Mucho se habla de la ineficiencia de lo público: trámites exagerados, lentitud en los procesos, moras eternas en la toma de decisiones, juntas, comités y cualquier tipo de interminables diligencias que hacen que las soluciones nunca lleguen o que lleguen tardíamente. Y todo esto tiene una incidencia significativa en la calidad y eficiencia de la gestión pública y la consabida afectación en sus indicadores.
El sistema educativo no escapa a esta realidad. Tanto en la educación básica como en la media y la superior los resultados de la gestión del sector público y los del privado son muy variados por las implicaciones que tienen los marcos normativos en la toma de decisiones de uno y otro. Uno casi que termina aceptando esa sentencia fatal de que lo público está diseñado para que no funcione. Yo diría que por lo menos para que no sea competitivo con el sector privado, porque como se presupone en el ámbito jurídico: “En el sector público solo se puede hacer aquello que esté expresamente autorizado, en tanto que en el sector privado se puede hacer todo aquello que no esté expresamente prohibido”.
Lo público enfrenta otra desgracia: la falta de continuidad de sus políticas. En efecto, en el sector educativo no hay consolidación de las políticas públicas y solo existen programas que florecen con un gobierno y se marchitan con el próximo; así, por ejemplo, un proyecto que fue bandera de una administración es arrasado sin contemplación por su sucesor para dar paso a un nuevo ensayo que seguramente también se extinguirá tan pronto culmine el periodo de gobierno. Lo grave de todo esto es que la extinción de los programas no obedece a un estudio juicioso de sus niveles de impacto, sino que es el resultado de haber sido de la autoría de otra administración y por el cotejo de opiniones de prensa que, como es apenas lógico en un país pluralista y de libre opinión como el nuestro, se mantienen a la orden del día.
Tal es el caso del programa “Ser Pilo Paga”. Quien quiera encontrar razones para atacarlo las encontrará con toda facilidad. Pero quien desee llenarse de motivos para defenderlo también las encontrará sin mucho esfuerzo.
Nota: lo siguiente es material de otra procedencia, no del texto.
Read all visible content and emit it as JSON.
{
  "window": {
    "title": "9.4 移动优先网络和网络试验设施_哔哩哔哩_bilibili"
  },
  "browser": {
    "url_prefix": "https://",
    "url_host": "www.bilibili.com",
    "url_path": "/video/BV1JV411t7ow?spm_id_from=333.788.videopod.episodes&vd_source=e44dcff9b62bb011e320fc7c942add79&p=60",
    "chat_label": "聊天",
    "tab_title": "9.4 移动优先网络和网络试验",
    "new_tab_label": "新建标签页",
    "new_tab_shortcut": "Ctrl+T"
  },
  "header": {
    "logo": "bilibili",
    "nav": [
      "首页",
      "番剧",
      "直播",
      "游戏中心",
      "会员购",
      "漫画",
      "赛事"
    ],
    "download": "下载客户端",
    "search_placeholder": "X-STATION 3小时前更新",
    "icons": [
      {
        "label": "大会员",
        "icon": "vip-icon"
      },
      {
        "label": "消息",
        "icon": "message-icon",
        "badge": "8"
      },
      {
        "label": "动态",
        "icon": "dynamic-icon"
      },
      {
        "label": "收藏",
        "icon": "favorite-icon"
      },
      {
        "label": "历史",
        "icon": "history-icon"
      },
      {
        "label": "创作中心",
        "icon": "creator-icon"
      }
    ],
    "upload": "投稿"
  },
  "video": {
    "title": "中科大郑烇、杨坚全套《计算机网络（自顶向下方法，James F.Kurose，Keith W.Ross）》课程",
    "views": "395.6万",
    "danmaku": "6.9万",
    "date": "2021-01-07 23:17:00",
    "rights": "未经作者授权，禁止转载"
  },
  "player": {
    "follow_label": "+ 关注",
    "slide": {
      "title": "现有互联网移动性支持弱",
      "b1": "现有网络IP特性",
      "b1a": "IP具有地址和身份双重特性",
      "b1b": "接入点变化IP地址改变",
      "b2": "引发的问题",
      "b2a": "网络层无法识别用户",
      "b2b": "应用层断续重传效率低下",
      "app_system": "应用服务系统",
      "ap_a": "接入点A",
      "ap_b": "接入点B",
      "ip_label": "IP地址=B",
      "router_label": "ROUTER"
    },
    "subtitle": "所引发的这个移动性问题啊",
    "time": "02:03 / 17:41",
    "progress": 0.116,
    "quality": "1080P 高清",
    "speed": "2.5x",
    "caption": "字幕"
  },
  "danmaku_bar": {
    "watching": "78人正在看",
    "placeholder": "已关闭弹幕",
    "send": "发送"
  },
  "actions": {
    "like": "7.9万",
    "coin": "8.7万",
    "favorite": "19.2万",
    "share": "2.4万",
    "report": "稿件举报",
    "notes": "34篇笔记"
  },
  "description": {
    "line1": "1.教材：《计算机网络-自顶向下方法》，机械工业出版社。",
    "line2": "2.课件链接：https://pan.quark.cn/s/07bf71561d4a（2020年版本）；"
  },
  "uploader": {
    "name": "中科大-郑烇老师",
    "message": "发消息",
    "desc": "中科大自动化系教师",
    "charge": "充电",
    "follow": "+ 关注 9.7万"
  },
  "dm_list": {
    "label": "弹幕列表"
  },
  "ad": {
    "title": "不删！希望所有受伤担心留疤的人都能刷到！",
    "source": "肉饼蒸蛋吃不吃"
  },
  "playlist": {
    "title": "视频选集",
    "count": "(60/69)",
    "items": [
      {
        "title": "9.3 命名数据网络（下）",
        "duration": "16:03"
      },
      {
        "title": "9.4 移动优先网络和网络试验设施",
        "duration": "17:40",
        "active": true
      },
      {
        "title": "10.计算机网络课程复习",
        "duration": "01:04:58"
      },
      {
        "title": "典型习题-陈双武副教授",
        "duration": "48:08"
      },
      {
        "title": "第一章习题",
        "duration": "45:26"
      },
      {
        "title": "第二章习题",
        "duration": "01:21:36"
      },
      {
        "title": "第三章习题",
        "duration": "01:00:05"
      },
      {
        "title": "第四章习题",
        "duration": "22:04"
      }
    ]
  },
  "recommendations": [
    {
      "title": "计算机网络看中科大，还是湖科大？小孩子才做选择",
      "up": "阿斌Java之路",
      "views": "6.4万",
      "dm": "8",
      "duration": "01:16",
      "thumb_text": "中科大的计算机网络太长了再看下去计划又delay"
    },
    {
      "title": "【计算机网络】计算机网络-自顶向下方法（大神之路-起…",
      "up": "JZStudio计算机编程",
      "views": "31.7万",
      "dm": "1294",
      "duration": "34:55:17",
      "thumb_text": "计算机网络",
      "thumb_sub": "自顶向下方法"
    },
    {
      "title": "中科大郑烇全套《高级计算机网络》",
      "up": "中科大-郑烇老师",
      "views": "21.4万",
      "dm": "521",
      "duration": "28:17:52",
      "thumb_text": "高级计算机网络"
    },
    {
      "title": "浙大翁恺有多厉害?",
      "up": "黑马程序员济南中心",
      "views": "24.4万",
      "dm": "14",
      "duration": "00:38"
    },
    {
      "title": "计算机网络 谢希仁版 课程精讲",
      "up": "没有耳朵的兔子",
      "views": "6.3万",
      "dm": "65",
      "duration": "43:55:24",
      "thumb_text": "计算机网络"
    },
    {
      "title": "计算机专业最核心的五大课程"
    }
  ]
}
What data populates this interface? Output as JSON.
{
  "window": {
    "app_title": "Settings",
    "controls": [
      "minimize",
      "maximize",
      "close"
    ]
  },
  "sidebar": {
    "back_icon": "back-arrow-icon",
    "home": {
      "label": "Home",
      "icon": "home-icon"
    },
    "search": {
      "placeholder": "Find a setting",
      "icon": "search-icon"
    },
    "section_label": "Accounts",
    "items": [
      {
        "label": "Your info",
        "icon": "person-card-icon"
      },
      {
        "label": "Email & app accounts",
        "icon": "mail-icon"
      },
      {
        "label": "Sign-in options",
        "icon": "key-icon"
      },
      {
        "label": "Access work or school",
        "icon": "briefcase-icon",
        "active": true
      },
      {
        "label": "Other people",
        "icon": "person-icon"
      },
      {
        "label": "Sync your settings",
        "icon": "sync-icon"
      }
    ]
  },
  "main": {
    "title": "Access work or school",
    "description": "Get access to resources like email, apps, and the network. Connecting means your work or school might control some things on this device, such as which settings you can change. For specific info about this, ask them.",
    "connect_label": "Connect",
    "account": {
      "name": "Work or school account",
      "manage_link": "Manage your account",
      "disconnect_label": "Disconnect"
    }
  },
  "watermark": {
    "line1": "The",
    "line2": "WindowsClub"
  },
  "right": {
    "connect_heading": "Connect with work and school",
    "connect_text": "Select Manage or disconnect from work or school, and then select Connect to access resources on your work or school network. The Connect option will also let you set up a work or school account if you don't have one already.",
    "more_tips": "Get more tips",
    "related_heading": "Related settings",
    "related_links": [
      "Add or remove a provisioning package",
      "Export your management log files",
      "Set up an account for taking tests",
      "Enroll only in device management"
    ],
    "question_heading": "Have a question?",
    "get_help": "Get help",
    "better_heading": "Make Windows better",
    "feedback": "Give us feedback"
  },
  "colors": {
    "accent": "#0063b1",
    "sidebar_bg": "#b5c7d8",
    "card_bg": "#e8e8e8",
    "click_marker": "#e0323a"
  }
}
Con el propósito de no contaminar el análisis de lo que deseo referir, no voy a entrar en detalles y particularidades de sus beneficios ni de sus problemas, solamente quiero referir que todo esfuerzo que se haga por abrirles las puertas de la educación superior en Colombia a los jóvenes que terminan su nivel de educación media tiene que ser bienvenido. La universidad no puede seguir siendo el privilegio de algunos pocos, y los pobres de Colombia también tienen el derecho a habitar las aulas de la universidad. ¿Qué hubiera sido de muchos de nosotros si la vida nos hubiera negado esa posibilidad?
Gracias a este programa más de cuarenta mil jóvenes hoy son huéspedes de las mejores universidades del país. ¡Qué bueno hubiera sido que fueran muchos más! Por supuesto que critico y censuro la baja cobertura, pero lo irónico es que preferimos pasar de 3,5 a 0%.
Los críticos acérrimos de esta iniciativa la han catalogado de estar diseñada para favorecer la universidad privada. Es un hecho innegable que la gran mayoría de los beneficiarios estudian en universidades privadas, pero es una consecuencia derivada de la decisión de los estudiantes, porque allí están las carreras de sus preferencias, allí son admitidos y aquellas son instituciones educativas que hacen grande a Colombia y que por la vía de la ciencia y el conocimiento también están haciendo patria. Mientras los dolientes de lo público se debaten en medio de mezquindades y contradicciones, los herederos de lo privado se posicionan en lugares de vanguardia. Bienvenida la contradicción, la crítica y el disenso, pero no al alto precio de las oportunidades de los más vulnerables.